I had had lunch in a multistory mall and was in the bathroom when I remembered that I had a job interview coming up afterward. I couldn’t find my bag, so I didn’t know where. I looked in the mirror and saw that my ruffled white silk blouse was spotted with numerous dilute bloodstains. I worried less about whether I was injured or where the blood had come from than about missing the interview.
Even if I could find my bag, which surely would have been stolen by now, I didn’t know where the interview was being held without the papers in the bag. I began to wonder about myself because normally I research the company and its Web site for any interview.
Finally, I gave up on the interview. I couldn’t even call to apologize. I also thought that perhaps it was not such a loss, that no job like it would be my dream job. I tried to remember what was in my bag and wondered whether I should be desperate to get it back.
I ran into my brother, who offered to help. The mall was a strange place, dark and full of odd corners and tiny spaces, more like a fun house than a shopping center.
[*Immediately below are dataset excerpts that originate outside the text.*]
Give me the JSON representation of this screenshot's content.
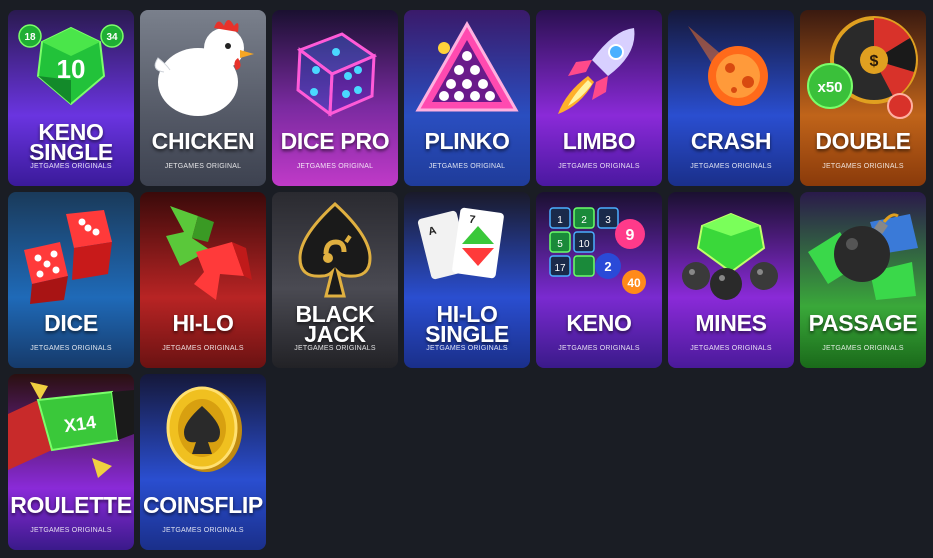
{
  "games": [
    {
      "id": "keno-single",
      "title": "KENO\nSINGLE",
      "subtitle": "JETGAMES ORIGINALS",
      "bg": [
        "#7a3cf0",
        "#3a1a9a"
      ],
      "numbers": [
        "18",
        "10",
        "34"
      ]
    },
    {
      "id": "chicken",
      "title": "CHICKEN",
      "subtitle": "JETGAMES ORIGINAL",
      "bg": [
        "#6b7180",
        "#3d4250"
      ]
    },
    {
      "id": "dice-pro",
      "title": "DICE PRO",
      "subtitle": "JETGAMES ORIGINAL",
      "bg": [
        "#c03ac8",
        "#5a1f8a"
      ]
    },
    {
      "id": "plinko",
      "title": "PLINKO",
      "subtitle": "JETGAMES ORIGINAL",
      "bg": [
        "#2a6ae0",
        "#1f3c9a"
      ]
    },
    {
      "id": "limbo",
      "title": "LIMBO",
      "subtitle": "JETGAMES ORIGINALS",
      "bg": [
        "#9a2ad8",
        "#4a18a0"
      ]
    },
    {
      "id": "crash",
      "title": "CRASH",
      "subtitle": "JETGAMES ORIGINALS",
      "bg": [
        "#2a5fd8",
        "#1a2f8a"
      ]
    },
    {
      "id": "double",
      "title": "DOUBLE",
      "subtitle": "JETGAMES ORIGINALS",
      "bg": [
        "#e07a1a",
        "#8a3a0a"
      ],
      "numbers": [
        "x50"
      ]
    },
    {
      "id": "dice",
      "title": "DICE",
      "subtitle": "JETGAMES ORIGINALS",
      "bg": [
        "#1f6ab8",
        "#163a6a"
      ]
    },
    {
      "id": "hi-lo",
      "title": "HI-LO",
      "subtitle": "JETGAMES ORIGINALS",
      "bg": [
        "#c02a2a",
        "#6a1212"
      ]
    },
    {
      "id": "blackjack",
      "title": "BLACK\nJACK",
      "subtitle": "JETGAMES ORIGINALS",
      "bg": [
        "#4a4a52",
        "#222226"
      ]
    },
    {
      "id": "hi-lo-single",
      "title": "HI-LO\nSINGLE",
      "subtitle": "JETGAMES ORIGINALS",
      "bg": [
        "#2a5fd8",
        "#1a2f8a"
      ],
      "numbers": [
        "A",
        "7"
      ]
    },
    {
      "id": "keno",
      "title": "KENO",
      "subtitle": "JETGAMES ORIGINALS",
      "bg": [
        "#8a2ad8",
        "#3a1a8a"
      ],
      "numbers": [
        "1",
        "2",
        "3",
        "5",
        "9",
        "10",
        "17",
        "2",
        "40"
      ]
    },
    {
      "id": "mines",
      "title": "MINES",
      "subtitle": "JETGAMES ORIGINALS",
      "bg": [
        "#9a2ad8",
        "#4a1a9a"
      ]
    },
    {
      "id": "passage",
      "title": "PASSAGE",
      "subtitle": "JETGAMES ORIGINALS",
      "bg": [
        "#3aa83a",
        "#1a6a1a"
      ]
    },
    {
      "id": "roulette",
      "title": "ROULETTE",
      "subtitle": "JETGAMES ORIGINALS",
      "bg": [
        "#8a2ad8",
        "#3a1a8a"
      ],
      "numbers": [
        "X14"
      ]
    },
    {
      "id": "coinsflip",
      "title": "COINSFLIP",
      "subtitle": "JETGAMES ORIGINALS",
      "bg": [
        "#2a5fd8",
        "#1a2f8a"
      ]
    }
  ]
}
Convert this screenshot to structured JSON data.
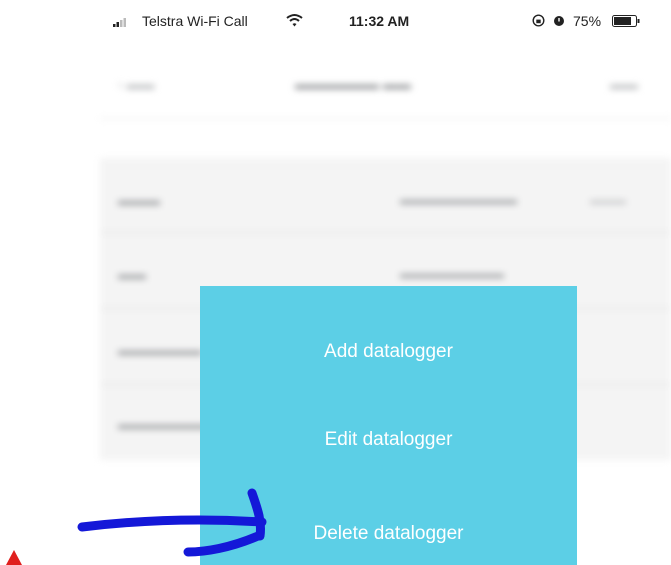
{
  "status_bar": {
    "carrier": "Telstra Wi-Fi Call",
    "time": "11:32 AM",
    "battery_percent": "75%"
  },
  "popup_menu": {
    "items": [
      {
        "label": "Add datalogger"
      },
      {
        "label": "Edit datalogger"
      },
      {
        "label": "Delete datalogger"
      }
    ]
  },
  "colors": {
    "menu_background": "#5ccfe6",
    "annotation_arrow": "#1418d8",
    "annotation_marker": "#e0201e"
  },
  "icons": [
    "signal-icon",
    "wifi-icon",
    "lock-rotation-icon",
    "alarm-icon",
    "battery-icon"
  ]
}
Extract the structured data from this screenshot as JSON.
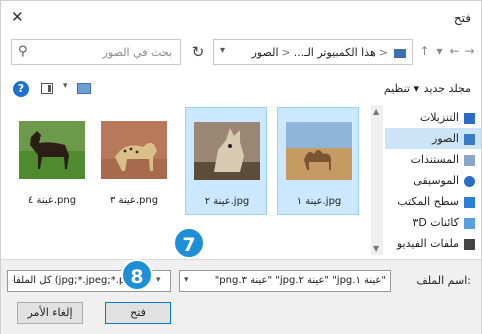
{
  "window": {
    "title": "فتح"
  },
  "search": {
    "placeholder": "بحث في الصور"
  },
  "address": {
    "root": "هذا الكمبيوتر الـ...",
    "current": "الصور"
  },
  "toolbar": {
    "organize": "تنظيم ▾",
    "new_folder": "مجلد جديد"
  },
  "sidebar": {
    "items": [
      {
        "label": "التنزيلات",
        "icon": "downloads-icon",
        "color": "#2b6cc4",
        "selected": false
      },
      {
        "label": "الصور",
        "icon": "pictures-icon",
        "color": "#3c7ac7",
        "selected": true
      },
      {
        "label": "المستندات",
        "icon": "documents-icon",
        "color": "#8aa6c8",
        "selected": false
      },
      {
        "label": "الموسيقى",
        "icon": "music-icon",
        "color": "#2b6cc4",
        "selected": false
      },
      {
        "label": "سطح المكتب",
        "icon": "desktop-icon",
        "color": "#2b7fd6",
        "selected": false
      },
      {
        "label": "كائنات ثلاثية الأبعاد",
        "display": "كائنات ٣D",
        "icon": "3d-objects-icon",
        "color": "#5aa0e0",
        "selected": false
      },
      {
        "label": "ملفات الفيديو",
        "icon": "videos-icon",
        "color": "#444444",
        "selected": false
      }
    ]
  },
  "files": [
    {
      "name": "عينة ١.jpg",
      "thumb": "camel-desert",
      "selected": true
    },
    {
      "name": "عينة ٢.jpg",
      "thumb": "wild-dog",
      "selected": true
    },
    {
      "name": "عينة ٣.png",
      "thumb": "cheetah",
      "selected": false
    },
    {
      "name": "عينة ٤.png",
      "thumb": "horse",
      "selected": false
    }
  ],
  "bottom": {
    "file_name_label": "اسم الملف:",
    "file_name_value": "\"عينة ١.jpg\" \"عينة ٢.jpg\" \"عينة ٣.png\"",
    "file_type_value": "(*.jpg;*.jpeg;*.png) كل الملفات",
    "open_label": "فتح",
    "cancel_label": "إلغاء الأمر"
  },
  "callouts": {
    "step7": "7",
    "step8": "8"
  },
  "colors": {
    "accent": "#1e8fd6",
    "selection": "#cce8ff",
    "nav_selected": "#cce4f7"
  }
}
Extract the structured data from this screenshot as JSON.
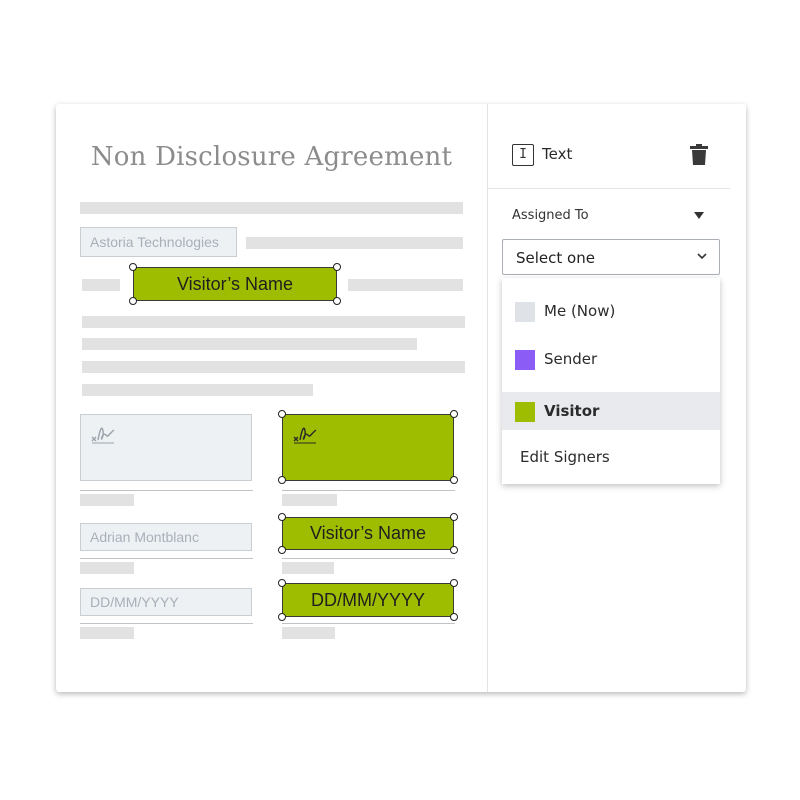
{
  "document": {
    "title": "Non Disclosure Agreement",
    "company_field": "Astoria Technologies",
    "visitor_name_inline": "Visitor’s Name",
    "sender_name_field": "Adrian Montblanc",
    "sender_date_field": "DD/MM/YYYY",
    "visitor_name_field": "Visitor’s Name",
    "visitor_date_field": "DD/MM/YYYY"
  },
  "panel": {
    "field_type": "Text",
    "assigned_to_label": "Assigned To",
    "select_value": "Select one",
    "options": [
      {
        "label": "Me (Now)",
        "color": "#dfe3e8"
      },
      {
        "label": "Sender",
        "color": "#8b5cf6"
      },
      {
        "label": "Visitor",
        "color": "#9fbd00",
        "selected": true
      }
    ],
    "edit_signers": "Edit Signers"
  },
  "colors": {
    "visitor_green": "#9fbd00",
    "placeholder_bg": "#eef1f4"
  },
  "icons": [
    "text-field-icon",
    "trash-icon",
    "caret-down-icon",
    "chevron-down-icon",
    "signature-icon"
  ]
}
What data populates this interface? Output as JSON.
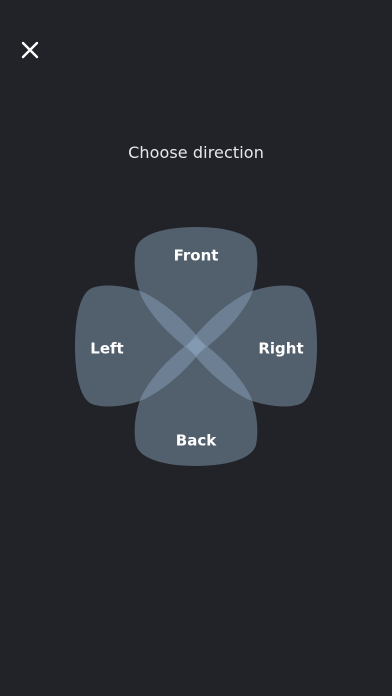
{
  "header": {
    "close_icon": "close-icon"
  },
  "main": {
    "title": "Choose direction"
  },
  "direction_pad": {
    "front_label": "Front",
    "left_label": "Left",
    "right_label": "Right",
    "back_label": "Back",
    "petal_color": "#8ea6bf",
    "background_color": "#212328"
  }
}
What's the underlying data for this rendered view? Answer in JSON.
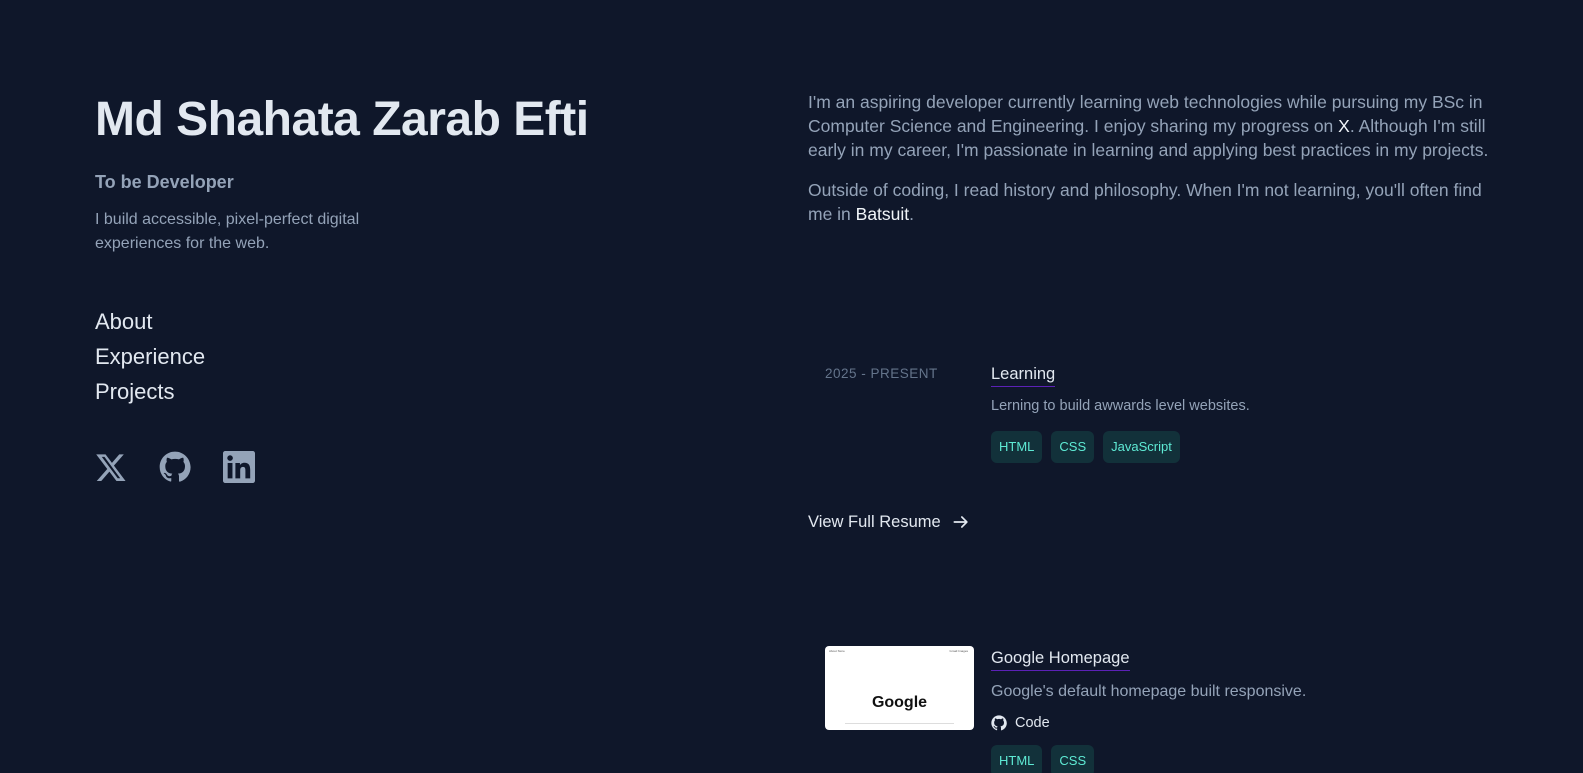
{
  "header": {
    "name": "Md Shahata Zarab Efti",
    "role": "To be Developer",
    "tagline": "I build accessible, pixel-perfect digital experiences for the web."
  },
  "nav": {
    "items": [
      {
        "label": "About"
      },
      {
        "label": "Experience"
      },
      {
        "label": "Projects"
      }
    ]
  },
  "socials": [
    {
      "icon": "x-icon"
    },
    {
      "icon": "github-icon"
    },
    {
      "icon": "linkedin-icon"
    }
  ],
  "about": {
    "p1_before": "I'm an aspiring developer currently learning web technologies while pursuing my BSc in Computer Science and Engineering. I enjoy sharing my progress on ",
    "p1_link": "X",
    "p1_after": ". Although I'm still early in my career, I'm passionate in learning and applying best practices in my projects.",
    "p2_before": "Outside of coding, I read history and philosophy. When I'm not learning, you'll often find me in ",
    "p2_link": "Batsuit",
    "p2_after": "."
  },
  "experience": {
    "date": "2025 - PRESENT",
    "title": "Learning",
    "description": "Lerning to build awwards level websites.",
    "tags": [
      "HTML",
      "CSS",
      "JavaScript"
    ]
  },
  "resume": {
    "label": "View Full Resume"
  },
  "project": {
    "title": "Google Homepage",
    "description": "Google's default homepage built responsive.",
    "code_label": "Code",
    "tags": [
      "HTML",
      "CSS"
    ],
    "thumbnail": {
      "logo_text": "Google",
      "top_left": "About  Store",
      "top_right": "Gmail  Images"
    }
  },
  "colors": {
    "background": "#0f172a",
    "heading": "#e2e8f0",
    "text": "#94a3b8",
    "tag_bg": "#12313a",
    "tag_text": "#5eead4"
  }
}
It was a disturbing place, and I thought again about the bloodstains, although I was sure, I thought, that it was my own blood.
I found a childhood friend of my brother, who also agreed to look for the bag. Then we came upon a clerestory overlooking a lower level, where a woman was modeling lingerie. I thought he might know her and was about to turn to him to ask when I heard the unmistakable sound of his engagement in a particular activity. I sensed that he was completely absorbed and unaware of me now. I wanted to escape this awful place, even without the bag, but did not know how. I was trapped with blood and madness.